Cumhuriyet Halk Partisi Beylikdüzü İlçe Örgütü, diğer ilçeler gibi kongre sürecine hazırlanıyor. Ancak Beylikdüzü’nde süreç biraz daha hızlı ilerliyor. Mevcut İlçe Başkanı Mülayim Demirtaş’ın adaylığı henüz netleşmemişken, adaylığını ilk açıklayan isimlerden biri Soyer Baş oldu. Gençlik kollarından yetişen ve sahada aktif rol üstlenen Soyer Baş, şimdi bu mücadelesini ilçe başkanlığı ile taçlandırmak istiyor. Seçimi kazanacağına inanan Baş, kazanamaması durumunda ise partililerin kazanan aday etrafında kenetlenmesi gerektiğini vurguluyor. Son günlerde gündeme gelen WhatsApp yazışmalarından gençliğe olan inancına kadar birçok konuyu CHP Beylikdüzü Yönetim Kurulu Üyesi Soyer Baş ile konuştuk. İşte o sorular ve merak edilen yanıtlar…

Soyer Baş kimdir?

33 yaşındayım, Mersin Tarsusluyum. Çukurova’dan geliyoruz. Kaporta ustası bir babanın oğluyum. 2000 yılından bu yana, yani 25 yıldır Beylikdüzü’nde yaşıyorum. Haydar Aslan İlköğretim Okulu’nda okudum. Liseyi Cumhuriyet Lisesi’nde tamamladım. Haliç Üniversitesi Beden Eğitimi ve Spor Yüksekokulu Antrenörlük Bölümü mezunuyum. Üçüncü kademe kıdemli antrenörüm. Yedi yıldır kendi spor salonumu işletiyorum. Evimizde her zaman Cumhuriyet Halk Partisi, Mustafa Kemal Atatürk, Cumhuriyetin temel ilkeleri, laiklik gibi değerler konuşulurdu, bize öğretilirdi. Bu bilinçle, bu ilkelerle büyüdük. Liseye geldiğimde babam, gençlik kollarına katılmam gerektiğini söyledi. Kendisi SHP döneminde mahalle temsilciliği yapmış, gençliğinde siyasetin içinde olmuş bir insandı. Siyaseti bir okul gibi görmem gerektiğini, parti kültürü ve dayanışma içinde yetişmemin önemli olduğunu söyledi. Ben de lise ikinci sınıftayken bu yolda adım attım. Lise yıllarında iken yapılan yerel seçimde adayımız Vecdet Öz için çalıştık. Broşür dağıttık, pankart astık, anonslar yaptık. Genelde servis araçlarına çıkar, başkanın katılacağı programları duyururdum.
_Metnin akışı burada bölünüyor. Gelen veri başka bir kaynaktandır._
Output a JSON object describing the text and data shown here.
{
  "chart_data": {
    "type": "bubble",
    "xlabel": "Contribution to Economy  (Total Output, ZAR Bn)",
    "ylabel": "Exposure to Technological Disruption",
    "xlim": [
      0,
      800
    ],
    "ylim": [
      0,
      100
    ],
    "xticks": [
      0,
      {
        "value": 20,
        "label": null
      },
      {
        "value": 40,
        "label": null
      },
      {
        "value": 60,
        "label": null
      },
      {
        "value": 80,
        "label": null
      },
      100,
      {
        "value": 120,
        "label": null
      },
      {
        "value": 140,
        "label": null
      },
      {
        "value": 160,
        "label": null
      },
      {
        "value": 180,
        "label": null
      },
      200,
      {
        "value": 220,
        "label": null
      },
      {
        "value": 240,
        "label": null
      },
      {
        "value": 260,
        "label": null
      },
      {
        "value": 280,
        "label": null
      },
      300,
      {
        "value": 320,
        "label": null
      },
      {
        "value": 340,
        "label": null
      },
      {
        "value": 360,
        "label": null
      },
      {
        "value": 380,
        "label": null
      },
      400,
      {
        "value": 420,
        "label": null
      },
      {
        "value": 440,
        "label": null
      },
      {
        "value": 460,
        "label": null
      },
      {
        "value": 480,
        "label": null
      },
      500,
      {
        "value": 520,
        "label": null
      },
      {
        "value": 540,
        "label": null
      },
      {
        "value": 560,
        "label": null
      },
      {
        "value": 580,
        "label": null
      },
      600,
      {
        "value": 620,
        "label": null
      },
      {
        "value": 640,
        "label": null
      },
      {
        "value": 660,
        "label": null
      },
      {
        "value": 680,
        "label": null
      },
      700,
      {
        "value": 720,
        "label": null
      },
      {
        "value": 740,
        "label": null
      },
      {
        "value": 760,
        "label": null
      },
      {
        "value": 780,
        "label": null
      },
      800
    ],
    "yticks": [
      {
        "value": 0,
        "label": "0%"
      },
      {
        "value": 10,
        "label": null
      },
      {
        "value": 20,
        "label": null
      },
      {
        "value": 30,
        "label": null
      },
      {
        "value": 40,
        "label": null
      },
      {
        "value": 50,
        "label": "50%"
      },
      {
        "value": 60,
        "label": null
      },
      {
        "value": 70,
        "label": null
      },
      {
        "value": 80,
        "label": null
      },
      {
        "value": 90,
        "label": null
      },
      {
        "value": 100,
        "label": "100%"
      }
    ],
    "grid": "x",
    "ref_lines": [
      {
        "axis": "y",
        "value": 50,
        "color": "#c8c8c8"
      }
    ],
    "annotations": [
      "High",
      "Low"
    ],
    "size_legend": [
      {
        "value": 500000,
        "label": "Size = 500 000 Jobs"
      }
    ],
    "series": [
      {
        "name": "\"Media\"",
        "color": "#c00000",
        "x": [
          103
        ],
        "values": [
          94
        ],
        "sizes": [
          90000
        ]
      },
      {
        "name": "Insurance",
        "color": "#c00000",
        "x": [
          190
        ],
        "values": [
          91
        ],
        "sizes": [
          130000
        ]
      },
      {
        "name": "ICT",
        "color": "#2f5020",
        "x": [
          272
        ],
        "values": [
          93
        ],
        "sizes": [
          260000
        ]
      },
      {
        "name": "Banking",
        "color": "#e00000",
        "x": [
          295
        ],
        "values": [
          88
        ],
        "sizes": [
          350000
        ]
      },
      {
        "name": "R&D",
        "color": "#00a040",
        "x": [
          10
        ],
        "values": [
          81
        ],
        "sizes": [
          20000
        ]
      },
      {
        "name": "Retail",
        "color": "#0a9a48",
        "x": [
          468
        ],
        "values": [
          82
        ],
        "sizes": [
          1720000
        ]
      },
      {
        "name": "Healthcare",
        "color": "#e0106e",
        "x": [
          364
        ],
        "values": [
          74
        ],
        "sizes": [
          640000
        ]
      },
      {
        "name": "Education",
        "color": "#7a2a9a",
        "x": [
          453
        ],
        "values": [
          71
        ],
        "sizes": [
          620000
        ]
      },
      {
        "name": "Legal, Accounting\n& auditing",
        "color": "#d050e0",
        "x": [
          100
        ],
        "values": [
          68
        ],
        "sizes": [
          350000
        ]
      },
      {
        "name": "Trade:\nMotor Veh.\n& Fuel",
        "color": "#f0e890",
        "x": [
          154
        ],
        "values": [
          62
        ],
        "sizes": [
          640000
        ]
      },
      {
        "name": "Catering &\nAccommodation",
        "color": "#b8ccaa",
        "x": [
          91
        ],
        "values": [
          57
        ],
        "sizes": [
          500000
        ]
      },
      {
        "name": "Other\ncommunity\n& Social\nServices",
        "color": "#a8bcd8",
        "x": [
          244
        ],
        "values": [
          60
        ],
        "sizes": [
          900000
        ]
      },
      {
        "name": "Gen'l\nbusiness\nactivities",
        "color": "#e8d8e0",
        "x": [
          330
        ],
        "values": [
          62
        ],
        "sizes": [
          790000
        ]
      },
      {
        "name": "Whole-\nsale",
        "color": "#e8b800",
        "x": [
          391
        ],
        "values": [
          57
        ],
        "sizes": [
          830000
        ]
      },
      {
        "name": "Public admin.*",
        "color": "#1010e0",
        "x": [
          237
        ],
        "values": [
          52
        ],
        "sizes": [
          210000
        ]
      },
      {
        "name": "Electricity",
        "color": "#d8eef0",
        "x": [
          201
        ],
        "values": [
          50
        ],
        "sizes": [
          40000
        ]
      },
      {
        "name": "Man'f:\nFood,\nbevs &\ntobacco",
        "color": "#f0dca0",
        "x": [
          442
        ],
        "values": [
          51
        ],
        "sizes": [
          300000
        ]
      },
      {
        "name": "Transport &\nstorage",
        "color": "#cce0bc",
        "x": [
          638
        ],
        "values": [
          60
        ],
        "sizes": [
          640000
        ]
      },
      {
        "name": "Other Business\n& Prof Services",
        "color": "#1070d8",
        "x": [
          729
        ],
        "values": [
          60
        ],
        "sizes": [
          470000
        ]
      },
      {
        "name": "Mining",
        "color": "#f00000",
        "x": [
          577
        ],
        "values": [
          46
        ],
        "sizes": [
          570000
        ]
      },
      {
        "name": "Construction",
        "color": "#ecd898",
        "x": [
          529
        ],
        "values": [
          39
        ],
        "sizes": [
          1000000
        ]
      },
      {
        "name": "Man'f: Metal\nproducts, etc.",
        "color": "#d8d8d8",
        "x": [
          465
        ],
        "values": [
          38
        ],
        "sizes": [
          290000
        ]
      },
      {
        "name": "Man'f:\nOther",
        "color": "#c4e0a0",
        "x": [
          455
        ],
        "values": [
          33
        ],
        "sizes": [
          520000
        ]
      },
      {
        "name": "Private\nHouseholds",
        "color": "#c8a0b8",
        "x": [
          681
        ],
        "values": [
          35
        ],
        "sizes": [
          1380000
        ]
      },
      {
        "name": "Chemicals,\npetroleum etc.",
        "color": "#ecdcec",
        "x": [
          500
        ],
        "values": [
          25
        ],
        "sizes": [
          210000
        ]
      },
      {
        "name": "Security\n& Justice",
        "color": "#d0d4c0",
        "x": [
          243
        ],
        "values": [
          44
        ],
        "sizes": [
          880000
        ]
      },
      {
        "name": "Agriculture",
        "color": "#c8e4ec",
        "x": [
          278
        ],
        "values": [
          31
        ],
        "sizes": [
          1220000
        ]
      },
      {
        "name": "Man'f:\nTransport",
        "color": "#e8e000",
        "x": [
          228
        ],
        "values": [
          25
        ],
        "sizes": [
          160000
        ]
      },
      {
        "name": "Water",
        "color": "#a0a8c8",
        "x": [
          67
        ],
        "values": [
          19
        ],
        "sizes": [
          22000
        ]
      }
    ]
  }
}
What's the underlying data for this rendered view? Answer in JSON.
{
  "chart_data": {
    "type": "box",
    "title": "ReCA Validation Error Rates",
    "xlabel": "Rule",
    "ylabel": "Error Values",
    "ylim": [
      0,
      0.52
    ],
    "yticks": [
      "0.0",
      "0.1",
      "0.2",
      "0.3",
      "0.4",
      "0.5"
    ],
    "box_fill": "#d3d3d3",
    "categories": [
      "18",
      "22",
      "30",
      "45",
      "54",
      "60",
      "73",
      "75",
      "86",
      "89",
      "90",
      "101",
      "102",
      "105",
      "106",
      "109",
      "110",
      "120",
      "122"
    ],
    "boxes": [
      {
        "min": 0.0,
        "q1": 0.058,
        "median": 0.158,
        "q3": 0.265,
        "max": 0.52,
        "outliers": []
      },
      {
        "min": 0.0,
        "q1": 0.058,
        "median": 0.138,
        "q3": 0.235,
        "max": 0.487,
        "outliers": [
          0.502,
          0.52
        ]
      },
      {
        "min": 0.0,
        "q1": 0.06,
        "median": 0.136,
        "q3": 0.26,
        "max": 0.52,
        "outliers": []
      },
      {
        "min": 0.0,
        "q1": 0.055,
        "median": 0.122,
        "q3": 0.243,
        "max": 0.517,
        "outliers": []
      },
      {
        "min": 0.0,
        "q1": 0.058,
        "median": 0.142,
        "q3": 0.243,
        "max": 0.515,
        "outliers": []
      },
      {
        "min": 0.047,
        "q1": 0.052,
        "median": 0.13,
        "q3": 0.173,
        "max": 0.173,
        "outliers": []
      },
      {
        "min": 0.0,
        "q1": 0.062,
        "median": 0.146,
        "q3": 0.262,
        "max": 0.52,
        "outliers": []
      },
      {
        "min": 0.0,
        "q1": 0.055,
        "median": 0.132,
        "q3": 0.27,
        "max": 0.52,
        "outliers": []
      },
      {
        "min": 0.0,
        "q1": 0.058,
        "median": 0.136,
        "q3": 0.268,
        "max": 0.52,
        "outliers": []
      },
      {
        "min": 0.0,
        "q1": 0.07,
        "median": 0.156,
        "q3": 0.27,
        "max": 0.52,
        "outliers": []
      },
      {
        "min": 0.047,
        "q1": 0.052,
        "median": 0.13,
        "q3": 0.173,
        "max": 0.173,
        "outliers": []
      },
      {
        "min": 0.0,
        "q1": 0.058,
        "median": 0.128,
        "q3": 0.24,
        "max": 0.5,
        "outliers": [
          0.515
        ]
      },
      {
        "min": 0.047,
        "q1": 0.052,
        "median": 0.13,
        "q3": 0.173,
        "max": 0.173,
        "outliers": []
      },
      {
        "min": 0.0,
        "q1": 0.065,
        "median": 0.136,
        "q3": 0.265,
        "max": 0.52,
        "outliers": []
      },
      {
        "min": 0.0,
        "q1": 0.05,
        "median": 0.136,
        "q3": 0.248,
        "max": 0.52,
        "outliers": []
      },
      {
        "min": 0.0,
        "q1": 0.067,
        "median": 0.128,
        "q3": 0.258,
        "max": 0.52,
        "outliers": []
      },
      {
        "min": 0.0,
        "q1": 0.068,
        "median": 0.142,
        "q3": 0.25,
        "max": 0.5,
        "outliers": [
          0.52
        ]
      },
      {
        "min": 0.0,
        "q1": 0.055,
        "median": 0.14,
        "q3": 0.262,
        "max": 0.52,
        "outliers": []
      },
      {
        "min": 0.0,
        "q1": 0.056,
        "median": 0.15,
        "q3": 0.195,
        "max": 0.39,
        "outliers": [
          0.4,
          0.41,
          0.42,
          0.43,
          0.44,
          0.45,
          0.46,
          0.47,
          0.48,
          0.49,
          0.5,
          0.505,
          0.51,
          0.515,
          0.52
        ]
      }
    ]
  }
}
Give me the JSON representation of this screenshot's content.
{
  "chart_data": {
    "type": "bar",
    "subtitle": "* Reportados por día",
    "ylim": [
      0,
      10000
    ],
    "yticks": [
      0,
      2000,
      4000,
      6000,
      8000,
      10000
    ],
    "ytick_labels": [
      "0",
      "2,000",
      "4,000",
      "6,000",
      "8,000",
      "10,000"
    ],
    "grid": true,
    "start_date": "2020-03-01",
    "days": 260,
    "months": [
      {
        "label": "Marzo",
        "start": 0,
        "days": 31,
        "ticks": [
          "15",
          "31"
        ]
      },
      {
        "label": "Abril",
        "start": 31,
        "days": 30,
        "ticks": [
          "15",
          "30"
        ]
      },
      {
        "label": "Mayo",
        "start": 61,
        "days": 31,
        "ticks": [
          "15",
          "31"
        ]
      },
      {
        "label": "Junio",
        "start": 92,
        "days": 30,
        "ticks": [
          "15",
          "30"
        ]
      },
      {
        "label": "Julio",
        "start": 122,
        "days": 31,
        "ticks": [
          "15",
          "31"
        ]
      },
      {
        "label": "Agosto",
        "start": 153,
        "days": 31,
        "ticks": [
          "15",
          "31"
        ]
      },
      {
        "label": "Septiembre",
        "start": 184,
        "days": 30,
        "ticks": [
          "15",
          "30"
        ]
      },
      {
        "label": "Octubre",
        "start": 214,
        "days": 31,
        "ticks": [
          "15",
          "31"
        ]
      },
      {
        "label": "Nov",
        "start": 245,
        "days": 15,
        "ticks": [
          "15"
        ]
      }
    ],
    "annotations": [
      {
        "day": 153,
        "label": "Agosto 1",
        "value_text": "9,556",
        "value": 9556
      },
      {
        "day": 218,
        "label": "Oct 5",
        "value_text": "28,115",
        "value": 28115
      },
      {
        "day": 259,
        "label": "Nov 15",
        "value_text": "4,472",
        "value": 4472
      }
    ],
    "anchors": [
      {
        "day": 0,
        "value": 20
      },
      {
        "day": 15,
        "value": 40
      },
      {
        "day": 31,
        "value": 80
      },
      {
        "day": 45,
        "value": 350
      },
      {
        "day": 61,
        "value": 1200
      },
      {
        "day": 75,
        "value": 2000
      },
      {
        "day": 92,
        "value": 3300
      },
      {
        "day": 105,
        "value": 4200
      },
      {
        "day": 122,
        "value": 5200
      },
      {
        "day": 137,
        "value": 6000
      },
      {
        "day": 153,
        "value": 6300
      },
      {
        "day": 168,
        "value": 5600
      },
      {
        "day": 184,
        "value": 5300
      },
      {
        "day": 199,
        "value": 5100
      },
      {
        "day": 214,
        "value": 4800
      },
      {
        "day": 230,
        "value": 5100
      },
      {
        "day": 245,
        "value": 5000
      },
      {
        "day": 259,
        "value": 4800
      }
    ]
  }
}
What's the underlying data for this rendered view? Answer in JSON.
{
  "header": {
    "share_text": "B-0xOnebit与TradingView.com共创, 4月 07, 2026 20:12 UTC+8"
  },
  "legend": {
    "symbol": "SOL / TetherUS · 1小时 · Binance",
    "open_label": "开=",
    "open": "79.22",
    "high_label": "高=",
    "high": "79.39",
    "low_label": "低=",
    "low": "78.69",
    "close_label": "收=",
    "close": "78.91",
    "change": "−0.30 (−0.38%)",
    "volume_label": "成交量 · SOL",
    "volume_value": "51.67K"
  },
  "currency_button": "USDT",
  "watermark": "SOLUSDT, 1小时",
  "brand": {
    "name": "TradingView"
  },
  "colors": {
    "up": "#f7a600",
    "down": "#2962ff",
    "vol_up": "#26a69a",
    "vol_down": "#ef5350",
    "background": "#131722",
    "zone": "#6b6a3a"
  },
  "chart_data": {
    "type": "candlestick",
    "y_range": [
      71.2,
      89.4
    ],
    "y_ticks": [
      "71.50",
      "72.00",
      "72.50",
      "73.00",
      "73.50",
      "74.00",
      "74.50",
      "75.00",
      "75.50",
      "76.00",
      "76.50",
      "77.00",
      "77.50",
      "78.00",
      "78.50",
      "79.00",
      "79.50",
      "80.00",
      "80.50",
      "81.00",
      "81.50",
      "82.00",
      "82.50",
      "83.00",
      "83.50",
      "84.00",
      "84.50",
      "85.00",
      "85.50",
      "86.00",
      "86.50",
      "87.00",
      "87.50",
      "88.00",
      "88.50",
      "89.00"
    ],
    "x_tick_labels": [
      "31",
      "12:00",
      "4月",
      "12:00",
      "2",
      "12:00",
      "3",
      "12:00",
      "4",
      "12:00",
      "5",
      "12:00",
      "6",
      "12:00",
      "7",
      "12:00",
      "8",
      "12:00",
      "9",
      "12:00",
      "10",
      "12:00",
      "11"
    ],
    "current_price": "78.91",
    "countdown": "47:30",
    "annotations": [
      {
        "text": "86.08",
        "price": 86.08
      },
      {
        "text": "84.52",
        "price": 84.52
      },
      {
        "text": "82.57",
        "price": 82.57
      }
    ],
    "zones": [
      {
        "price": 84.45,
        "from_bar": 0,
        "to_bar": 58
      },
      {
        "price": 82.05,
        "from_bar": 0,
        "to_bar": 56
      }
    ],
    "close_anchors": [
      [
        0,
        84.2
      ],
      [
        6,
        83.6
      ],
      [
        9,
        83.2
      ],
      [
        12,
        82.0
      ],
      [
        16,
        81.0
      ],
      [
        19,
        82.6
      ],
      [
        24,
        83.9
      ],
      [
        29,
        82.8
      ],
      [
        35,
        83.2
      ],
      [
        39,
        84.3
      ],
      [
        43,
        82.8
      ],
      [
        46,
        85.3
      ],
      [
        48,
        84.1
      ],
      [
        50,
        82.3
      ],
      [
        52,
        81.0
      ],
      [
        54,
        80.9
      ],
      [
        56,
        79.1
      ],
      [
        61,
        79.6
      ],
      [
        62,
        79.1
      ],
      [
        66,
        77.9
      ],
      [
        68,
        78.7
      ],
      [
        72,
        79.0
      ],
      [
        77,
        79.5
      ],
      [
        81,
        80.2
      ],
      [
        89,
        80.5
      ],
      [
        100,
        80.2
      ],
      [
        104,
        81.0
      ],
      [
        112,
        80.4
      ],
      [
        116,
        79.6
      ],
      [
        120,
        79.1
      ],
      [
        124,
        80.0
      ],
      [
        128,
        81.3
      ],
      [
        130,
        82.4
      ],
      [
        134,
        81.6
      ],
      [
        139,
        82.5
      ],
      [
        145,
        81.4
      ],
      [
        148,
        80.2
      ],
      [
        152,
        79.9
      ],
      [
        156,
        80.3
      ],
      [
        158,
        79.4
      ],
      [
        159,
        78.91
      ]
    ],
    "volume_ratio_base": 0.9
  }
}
O süreci nasıl hatırlıyorsunuz?

O dönemde biz gençler sadece yanımızda konuşulanları dinliyorduk. Vecdet Bey’in sağ görüşten geldiği için bazı partililer tarafından kabul edilmediği konuşuluyordu. Ama bir yandan da “Cumhuriyet Halk Partiliyiz, adayımız budur, hep birlikte çalışmalıyız” diyen bir taraf da vardı. Ben o zamanlar küçük bir liseliydim. Hatırladıklarım bunlar. O seçim sürecinde, seçim günü bir anda elektrikler kesildi. YSK önünde nöbetleşme ve eylem süreci yaşandı. Hep birlikte oradaydık. Partimiz, dönemin bileşenleriyle birlikte güçlü bir mücadele verdi ama maalesef kaybettik. Sonrasında Ekrem Başkan’ın ilçe başkanlığı gündeme geldi.
O dönemde Vecdet Öz doğru bir aday mıydı sizce?
O zamanlar küçüktüm, değerlendirmem zordu ama bugün baktığımda partimizin dinamiklerini dikkate aldığımda, partinin içinden, emek vermiş bir ismin aday olması daha doğru olurmuş. Ancak o gün alınan karara saygı duyardım, partimin kazanması için yine mücadele ederdim.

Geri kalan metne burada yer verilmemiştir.